It was a pretty short read and one that had me reading; I couldn’t put it down. The only reason I was able to put it down the first night I started reading, after halfway through, was because I was damn tired and just couldn’t keep my eyes open after midnight.
Amanda and Carla met one another not very many days ago. Amanda is in this small town for vacation with her daughter, and her husband is due any day now. Carla is a local and her husband raises race horses, but there are no more horses in the stables. Amanda and Carla hit it off right away, and then Carla starts to tell her a very strange story.
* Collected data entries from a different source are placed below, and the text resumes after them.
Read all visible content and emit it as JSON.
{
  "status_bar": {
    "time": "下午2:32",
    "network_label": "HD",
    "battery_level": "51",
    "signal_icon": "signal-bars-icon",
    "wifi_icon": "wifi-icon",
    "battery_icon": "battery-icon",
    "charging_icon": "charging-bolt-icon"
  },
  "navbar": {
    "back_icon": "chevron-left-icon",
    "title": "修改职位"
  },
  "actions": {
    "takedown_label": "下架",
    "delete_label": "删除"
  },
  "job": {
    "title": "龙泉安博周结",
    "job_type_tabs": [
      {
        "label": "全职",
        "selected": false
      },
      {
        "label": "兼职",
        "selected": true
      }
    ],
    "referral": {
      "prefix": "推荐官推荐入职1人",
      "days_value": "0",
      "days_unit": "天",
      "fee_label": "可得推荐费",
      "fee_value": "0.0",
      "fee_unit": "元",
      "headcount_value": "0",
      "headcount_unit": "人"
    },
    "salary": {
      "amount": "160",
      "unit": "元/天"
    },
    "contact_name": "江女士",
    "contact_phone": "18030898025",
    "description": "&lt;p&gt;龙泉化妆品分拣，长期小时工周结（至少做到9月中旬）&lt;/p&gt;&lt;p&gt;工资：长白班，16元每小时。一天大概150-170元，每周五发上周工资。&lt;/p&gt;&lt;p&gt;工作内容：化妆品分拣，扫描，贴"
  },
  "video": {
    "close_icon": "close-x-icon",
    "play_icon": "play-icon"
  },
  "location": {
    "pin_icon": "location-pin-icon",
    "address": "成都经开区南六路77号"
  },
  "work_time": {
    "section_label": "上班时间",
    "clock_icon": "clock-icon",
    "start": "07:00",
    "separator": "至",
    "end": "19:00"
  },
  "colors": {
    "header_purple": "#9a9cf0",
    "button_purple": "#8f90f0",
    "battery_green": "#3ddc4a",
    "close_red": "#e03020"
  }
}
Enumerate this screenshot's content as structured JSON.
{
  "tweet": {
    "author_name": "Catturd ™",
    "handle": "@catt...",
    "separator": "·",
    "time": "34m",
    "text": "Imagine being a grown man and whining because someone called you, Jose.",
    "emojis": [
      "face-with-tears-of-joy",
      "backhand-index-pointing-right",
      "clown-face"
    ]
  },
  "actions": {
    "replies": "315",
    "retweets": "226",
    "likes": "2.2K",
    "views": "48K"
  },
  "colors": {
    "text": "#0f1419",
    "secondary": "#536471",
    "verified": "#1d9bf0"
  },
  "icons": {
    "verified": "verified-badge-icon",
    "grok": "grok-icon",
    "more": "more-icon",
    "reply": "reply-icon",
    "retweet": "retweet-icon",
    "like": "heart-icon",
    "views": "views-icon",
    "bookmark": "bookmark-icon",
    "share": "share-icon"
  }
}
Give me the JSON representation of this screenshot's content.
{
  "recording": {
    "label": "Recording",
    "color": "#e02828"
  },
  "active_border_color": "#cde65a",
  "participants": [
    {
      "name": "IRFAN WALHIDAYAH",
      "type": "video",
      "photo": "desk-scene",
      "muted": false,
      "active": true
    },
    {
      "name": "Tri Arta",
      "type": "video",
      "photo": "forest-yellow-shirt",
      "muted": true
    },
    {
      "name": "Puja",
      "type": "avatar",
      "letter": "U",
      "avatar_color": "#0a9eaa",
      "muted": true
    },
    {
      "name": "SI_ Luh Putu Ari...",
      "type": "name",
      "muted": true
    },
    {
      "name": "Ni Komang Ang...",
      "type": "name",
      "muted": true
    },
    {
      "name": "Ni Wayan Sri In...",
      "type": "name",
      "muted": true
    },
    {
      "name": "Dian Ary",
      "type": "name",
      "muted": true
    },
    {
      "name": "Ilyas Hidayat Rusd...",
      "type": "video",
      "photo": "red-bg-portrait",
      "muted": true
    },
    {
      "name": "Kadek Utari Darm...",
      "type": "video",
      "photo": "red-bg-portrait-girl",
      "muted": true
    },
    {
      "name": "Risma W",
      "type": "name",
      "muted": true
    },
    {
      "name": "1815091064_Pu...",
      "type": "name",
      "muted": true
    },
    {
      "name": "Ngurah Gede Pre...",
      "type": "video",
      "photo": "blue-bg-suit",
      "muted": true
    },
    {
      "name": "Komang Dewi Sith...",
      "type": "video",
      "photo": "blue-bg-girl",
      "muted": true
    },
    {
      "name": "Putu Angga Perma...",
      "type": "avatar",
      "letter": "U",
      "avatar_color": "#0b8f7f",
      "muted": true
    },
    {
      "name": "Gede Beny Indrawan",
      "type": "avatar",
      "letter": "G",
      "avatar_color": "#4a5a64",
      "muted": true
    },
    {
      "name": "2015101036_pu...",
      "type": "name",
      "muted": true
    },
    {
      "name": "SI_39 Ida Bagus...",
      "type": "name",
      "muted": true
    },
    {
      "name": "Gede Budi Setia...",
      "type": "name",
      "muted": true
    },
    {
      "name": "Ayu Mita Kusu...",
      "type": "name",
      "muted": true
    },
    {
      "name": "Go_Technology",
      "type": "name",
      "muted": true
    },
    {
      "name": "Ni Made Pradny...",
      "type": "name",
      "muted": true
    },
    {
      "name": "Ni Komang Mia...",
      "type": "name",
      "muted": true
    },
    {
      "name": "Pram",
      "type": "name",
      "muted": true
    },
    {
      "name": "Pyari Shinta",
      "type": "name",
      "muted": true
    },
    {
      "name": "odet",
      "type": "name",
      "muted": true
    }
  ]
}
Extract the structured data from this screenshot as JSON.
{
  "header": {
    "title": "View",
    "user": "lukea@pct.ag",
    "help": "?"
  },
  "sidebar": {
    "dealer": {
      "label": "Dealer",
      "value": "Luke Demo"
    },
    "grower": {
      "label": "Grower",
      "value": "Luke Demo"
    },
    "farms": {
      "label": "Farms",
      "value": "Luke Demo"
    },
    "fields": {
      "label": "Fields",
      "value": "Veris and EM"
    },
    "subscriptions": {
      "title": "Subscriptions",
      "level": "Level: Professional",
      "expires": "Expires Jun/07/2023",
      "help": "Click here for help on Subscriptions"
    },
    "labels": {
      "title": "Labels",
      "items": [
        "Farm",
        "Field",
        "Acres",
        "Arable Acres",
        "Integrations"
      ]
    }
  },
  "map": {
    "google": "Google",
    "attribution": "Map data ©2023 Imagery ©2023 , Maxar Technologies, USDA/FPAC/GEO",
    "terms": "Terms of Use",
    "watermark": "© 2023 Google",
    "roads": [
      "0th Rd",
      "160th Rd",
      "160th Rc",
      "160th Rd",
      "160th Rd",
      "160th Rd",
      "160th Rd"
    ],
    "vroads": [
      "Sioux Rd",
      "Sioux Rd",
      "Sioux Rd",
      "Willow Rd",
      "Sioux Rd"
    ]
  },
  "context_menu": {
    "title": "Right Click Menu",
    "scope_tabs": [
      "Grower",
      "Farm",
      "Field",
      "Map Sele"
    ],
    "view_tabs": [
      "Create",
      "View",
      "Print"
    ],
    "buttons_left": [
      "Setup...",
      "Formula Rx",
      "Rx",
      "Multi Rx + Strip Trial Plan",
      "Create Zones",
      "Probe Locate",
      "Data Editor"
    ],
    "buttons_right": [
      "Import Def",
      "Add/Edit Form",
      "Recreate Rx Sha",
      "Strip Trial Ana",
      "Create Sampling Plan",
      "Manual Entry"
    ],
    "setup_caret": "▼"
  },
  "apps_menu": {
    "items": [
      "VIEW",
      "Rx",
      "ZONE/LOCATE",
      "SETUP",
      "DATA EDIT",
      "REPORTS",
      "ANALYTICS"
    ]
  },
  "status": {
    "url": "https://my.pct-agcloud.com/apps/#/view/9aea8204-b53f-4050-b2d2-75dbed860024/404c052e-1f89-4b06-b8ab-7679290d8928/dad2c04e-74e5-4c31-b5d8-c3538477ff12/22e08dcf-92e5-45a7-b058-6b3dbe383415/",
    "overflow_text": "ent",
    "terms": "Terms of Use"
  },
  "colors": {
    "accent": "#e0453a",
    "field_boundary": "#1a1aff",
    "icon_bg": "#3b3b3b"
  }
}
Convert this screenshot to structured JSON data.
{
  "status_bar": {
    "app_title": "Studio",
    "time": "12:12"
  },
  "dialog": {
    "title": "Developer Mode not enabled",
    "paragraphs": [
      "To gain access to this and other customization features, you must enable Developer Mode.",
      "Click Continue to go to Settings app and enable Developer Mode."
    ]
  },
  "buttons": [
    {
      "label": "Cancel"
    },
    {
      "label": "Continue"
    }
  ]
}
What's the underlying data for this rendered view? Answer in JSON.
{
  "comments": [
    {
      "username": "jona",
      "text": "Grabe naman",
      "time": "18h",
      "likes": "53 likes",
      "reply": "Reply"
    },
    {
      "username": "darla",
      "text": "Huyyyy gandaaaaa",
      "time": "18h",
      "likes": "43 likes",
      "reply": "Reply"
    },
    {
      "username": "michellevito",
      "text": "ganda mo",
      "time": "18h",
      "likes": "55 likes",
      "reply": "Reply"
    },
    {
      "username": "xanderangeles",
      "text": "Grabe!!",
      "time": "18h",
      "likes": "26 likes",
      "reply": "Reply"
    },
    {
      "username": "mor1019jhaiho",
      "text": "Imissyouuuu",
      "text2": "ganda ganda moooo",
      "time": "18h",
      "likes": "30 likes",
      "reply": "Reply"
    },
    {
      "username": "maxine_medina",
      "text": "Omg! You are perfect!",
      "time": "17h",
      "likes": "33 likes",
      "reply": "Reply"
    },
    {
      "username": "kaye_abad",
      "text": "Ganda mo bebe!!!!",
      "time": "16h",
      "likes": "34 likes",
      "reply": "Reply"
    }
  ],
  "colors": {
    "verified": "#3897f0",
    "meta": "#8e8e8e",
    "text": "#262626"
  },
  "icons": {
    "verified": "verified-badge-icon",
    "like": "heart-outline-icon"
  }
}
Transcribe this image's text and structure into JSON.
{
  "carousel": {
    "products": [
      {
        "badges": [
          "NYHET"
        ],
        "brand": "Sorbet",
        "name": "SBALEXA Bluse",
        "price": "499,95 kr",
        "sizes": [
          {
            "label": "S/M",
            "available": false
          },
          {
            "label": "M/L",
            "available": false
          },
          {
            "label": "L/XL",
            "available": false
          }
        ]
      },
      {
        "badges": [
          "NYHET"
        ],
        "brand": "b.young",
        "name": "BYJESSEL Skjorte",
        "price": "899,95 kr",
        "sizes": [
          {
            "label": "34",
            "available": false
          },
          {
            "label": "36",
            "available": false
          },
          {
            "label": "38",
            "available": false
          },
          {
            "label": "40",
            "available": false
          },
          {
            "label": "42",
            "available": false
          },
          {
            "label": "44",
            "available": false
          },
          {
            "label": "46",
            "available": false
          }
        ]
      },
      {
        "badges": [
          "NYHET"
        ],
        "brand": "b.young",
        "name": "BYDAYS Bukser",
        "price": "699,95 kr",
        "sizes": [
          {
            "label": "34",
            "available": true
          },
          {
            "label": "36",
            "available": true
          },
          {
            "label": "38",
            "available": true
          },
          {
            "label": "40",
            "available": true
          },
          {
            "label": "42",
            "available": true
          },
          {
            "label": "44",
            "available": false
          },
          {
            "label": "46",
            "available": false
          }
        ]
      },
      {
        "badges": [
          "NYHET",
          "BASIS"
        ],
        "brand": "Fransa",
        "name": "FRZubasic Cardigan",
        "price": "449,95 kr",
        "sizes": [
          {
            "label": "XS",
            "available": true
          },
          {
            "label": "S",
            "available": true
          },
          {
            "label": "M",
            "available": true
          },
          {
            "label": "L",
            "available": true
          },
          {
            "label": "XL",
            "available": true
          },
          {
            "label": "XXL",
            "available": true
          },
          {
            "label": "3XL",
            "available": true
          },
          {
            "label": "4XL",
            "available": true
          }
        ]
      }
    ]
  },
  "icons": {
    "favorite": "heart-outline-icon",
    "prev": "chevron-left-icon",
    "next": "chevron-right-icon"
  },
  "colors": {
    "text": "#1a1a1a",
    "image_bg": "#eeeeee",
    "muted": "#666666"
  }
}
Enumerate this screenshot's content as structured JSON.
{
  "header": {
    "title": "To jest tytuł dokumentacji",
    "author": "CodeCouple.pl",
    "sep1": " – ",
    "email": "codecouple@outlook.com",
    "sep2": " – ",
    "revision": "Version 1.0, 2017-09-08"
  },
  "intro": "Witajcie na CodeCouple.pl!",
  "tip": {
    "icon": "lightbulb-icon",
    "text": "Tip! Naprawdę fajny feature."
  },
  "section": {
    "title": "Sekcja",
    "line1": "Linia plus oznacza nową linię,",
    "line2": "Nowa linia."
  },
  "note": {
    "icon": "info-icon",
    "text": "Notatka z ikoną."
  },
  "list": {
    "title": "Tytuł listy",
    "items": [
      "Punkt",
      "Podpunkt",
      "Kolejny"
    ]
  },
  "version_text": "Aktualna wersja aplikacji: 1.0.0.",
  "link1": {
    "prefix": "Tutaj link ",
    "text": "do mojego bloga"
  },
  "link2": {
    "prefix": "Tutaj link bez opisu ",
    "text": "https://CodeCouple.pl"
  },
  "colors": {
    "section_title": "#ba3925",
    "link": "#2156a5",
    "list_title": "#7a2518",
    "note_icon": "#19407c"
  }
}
Amanda is now dying and recalling this story to Carla’s son, David, with some help and coaxing from him here and there, so she may be able to understand what is happening to her. Fever Dream is a very strange book, a book about the feverish recollection of some very strange, eerie almost, events that are borderline paranormal, if you choose to look at it that way.
In some strange way this book reminded me of Kazuo Ishiguro’s debut novel, A Pale View of Hills. Some other reviewer on Goodreads compared this book to those by Jesse Ball and Helen Phillips. I haven’t read any by either of these authors, but now I am tempted.
If you like melancholic, eerie novella, this book is going to be totally up your alley.
Fever Dream
By Samantha Schweblin, translated by Megan McDowell
Hardcover. 183 pages. Riverhead Books. January 10, 2017.